The Monaco Kid left it to the final five minutes left in the morning session with the best time of 1:16.231. which was over half a second faster than the next best and a whopping 1.8 seconds faster Lewis Hamilton in the Mercedes who were content to rack up the mileage at race pace and on the second hardest C2 Pirelli compound.
Leclerc, who set his time using the softest C5 compound tyre told reporters during a midday debrief in Barcelona, “Obviously, like every team we are not flat out. There is still some margin and there is a bit in myself. I am still learning.”
The SF90 was bulletproof during the first test, but on Tuesday when it fired up again there was a cooling issue which cost the team and Leclerc valuable track time, and yesterday it got worse when Sebastian Vettel crashed into the wall.
The car needed an extensive rebuild and was only out on track again, with Leclerc on duty, late in the afternoon for a systems check before the flag waved to end the day’s proceedings.
“I get more comfortable with the car lap after lap,” continued Leclerc. “And also the car itself. So it is looking good for now. The car feels comfortable, from day one the balance has been pretty good, and it hasn’t changed today.”
“It’s a positive day, especially after the lack of running yesterday, a good morning for us and it is good for us to be on top but that does not mean anything.”
As for the pecking order after seven days in Spain, the 21-year-old said, “It is difficult to say again, it’s testing.
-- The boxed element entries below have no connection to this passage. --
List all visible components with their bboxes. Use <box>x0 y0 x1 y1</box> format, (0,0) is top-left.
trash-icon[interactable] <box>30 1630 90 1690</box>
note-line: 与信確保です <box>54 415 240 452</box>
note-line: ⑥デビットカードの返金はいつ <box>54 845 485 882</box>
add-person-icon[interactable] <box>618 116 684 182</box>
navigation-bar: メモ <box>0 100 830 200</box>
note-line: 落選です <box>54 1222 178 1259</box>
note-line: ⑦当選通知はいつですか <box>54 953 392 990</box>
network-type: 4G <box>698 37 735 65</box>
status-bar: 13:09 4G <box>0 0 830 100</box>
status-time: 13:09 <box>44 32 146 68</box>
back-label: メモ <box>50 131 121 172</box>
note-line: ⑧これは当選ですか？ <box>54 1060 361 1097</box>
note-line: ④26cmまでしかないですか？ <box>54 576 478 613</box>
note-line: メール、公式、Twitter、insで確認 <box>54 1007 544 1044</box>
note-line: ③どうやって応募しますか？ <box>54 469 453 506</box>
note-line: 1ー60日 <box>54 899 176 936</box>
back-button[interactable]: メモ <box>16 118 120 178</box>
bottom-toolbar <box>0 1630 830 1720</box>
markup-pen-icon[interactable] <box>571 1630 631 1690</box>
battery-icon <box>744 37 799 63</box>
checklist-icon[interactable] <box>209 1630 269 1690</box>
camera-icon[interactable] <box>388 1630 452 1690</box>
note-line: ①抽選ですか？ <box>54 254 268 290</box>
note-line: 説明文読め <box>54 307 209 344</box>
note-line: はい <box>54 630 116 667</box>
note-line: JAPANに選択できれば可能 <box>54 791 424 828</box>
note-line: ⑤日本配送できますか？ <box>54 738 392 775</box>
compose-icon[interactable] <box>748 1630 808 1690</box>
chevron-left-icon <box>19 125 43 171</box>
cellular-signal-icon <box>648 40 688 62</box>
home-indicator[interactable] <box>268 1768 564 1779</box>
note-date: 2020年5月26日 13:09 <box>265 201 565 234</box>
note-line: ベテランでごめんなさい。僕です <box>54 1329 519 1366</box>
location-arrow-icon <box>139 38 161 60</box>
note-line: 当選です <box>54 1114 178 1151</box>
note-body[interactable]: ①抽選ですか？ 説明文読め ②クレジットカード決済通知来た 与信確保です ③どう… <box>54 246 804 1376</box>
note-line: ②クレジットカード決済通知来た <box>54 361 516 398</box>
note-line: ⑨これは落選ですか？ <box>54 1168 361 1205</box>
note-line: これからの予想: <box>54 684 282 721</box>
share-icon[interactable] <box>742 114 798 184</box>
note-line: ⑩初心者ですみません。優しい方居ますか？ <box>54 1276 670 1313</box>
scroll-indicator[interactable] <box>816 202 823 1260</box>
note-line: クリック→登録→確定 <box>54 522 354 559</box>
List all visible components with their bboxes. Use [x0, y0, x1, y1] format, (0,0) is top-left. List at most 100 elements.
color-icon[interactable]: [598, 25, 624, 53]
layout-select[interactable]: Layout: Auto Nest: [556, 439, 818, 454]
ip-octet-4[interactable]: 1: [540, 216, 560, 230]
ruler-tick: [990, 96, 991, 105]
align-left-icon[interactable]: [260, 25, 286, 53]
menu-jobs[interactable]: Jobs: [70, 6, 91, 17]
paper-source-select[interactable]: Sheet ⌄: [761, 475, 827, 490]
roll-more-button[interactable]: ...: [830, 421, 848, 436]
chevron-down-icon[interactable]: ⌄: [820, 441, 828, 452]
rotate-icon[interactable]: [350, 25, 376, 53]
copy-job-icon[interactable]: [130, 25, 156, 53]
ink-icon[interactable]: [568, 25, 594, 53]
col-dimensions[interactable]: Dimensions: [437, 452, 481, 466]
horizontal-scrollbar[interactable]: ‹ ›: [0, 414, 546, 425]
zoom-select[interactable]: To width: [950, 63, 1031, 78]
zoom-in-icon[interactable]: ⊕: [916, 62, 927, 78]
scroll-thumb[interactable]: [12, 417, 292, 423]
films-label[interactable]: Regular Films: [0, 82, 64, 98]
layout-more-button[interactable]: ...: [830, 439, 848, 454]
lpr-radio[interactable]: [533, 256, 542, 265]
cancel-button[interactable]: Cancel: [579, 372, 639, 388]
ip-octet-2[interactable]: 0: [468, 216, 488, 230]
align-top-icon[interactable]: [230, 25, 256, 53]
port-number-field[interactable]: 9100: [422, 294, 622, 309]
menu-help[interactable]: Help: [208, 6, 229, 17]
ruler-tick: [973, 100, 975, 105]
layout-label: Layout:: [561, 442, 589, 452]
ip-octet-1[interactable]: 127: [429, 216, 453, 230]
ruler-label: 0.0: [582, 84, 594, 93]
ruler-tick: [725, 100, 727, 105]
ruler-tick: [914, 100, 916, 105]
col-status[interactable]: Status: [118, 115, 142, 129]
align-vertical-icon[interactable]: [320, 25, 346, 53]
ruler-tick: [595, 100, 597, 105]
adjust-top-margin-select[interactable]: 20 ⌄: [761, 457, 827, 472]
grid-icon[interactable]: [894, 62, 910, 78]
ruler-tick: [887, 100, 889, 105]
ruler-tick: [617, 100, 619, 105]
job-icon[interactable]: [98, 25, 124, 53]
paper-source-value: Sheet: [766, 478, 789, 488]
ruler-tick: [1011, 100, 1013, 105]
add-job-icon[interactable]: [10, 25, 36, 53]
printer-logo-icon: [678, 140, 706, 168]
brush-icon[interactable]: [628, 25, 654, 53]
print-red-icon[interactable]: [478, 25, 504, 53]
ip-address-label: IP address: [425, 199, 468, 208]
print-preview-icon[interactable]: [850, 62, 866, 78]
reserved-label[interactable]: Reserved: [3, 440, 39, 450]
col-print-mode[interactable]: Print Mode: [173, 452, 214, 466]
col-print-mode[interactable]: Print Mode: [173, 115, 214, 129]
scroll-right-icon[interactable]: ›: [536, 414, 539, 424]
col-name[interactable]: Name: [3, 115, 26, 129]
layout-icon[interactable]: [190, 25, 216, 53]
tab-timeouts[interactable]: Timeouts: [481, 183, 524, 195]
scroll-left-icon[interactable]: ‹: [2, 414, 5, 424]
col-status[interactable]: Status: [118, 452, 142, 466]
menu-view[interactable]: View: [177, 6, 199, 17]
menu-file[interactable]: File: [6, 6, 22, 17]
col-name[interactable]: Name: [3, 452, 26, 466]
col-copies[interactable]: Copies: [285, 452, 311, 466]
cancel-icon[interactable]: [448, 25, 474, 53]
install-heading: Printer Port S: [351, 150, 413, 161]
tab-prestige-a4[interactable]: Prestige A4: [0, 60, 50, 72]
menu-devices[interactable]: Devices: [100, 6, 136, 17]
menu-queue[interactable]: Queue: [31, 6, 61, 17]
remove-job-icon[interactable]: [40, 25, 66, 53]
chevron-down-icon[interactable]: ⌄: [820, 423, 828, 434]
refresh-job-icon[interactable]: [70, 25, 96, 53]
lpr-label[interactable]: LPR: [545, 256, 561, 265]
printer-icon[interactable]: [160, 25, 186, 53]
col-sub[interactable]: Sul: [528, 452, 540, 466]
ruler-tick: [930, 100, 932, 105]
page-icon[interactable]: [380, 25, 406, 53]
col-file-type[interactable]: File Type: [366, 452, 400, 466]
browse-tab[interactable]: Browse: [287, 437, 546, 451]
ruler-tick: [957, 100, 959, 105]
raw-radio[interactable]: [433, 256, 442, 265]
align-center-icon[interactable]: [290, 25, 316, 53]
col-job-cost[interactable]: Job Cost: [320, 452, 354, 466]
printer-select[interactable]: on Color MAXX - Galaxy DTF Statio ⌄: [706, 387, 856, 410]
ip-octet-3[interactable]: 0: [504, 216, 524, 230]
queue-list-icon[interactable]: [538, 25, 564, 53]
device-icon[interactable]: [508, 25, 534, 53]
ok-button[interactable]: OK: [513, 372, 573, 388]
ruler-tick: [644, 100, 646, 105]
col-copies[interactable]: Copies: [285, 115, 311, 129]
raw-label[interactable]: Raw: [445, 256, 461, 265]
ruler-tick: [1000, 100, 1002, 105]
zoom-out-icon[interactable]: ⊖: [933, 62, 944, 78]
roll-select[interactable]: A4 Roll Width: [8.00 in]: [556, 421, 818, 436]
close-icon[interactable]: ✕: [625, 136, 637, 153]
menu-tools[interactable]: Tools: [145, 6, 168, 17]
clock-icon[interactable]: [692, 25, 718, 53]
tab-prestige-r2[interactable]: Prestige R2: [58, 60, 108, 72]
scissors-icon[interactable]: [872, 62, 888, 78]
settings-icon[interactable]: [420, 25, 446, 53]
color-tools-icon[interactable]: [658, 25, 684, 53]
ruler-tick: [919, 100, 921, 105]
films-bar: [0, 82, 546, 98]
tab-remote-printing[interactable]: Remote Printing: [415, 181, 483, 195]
We are looking strong at the moment, but whether [Mercedes] are sandbagging more or less, we don’t know and we will only know in qualifying.”
Leclerc referencing qualifying for the season opener at Albert Park in Melbourne next month, when all the teams will have it fully dialled up with ‘Party Mode’ loaded and the true pecking order will be laid bare.
“For now, we are pretty happy with the job we are doing,” concluded Leclerc who, on 17 March at the Australian Grand Prix, will become the youngest driver to race in F1 for Ferrari since Ricardo Rodriguez did so at the 1961 Italian Grand Prix.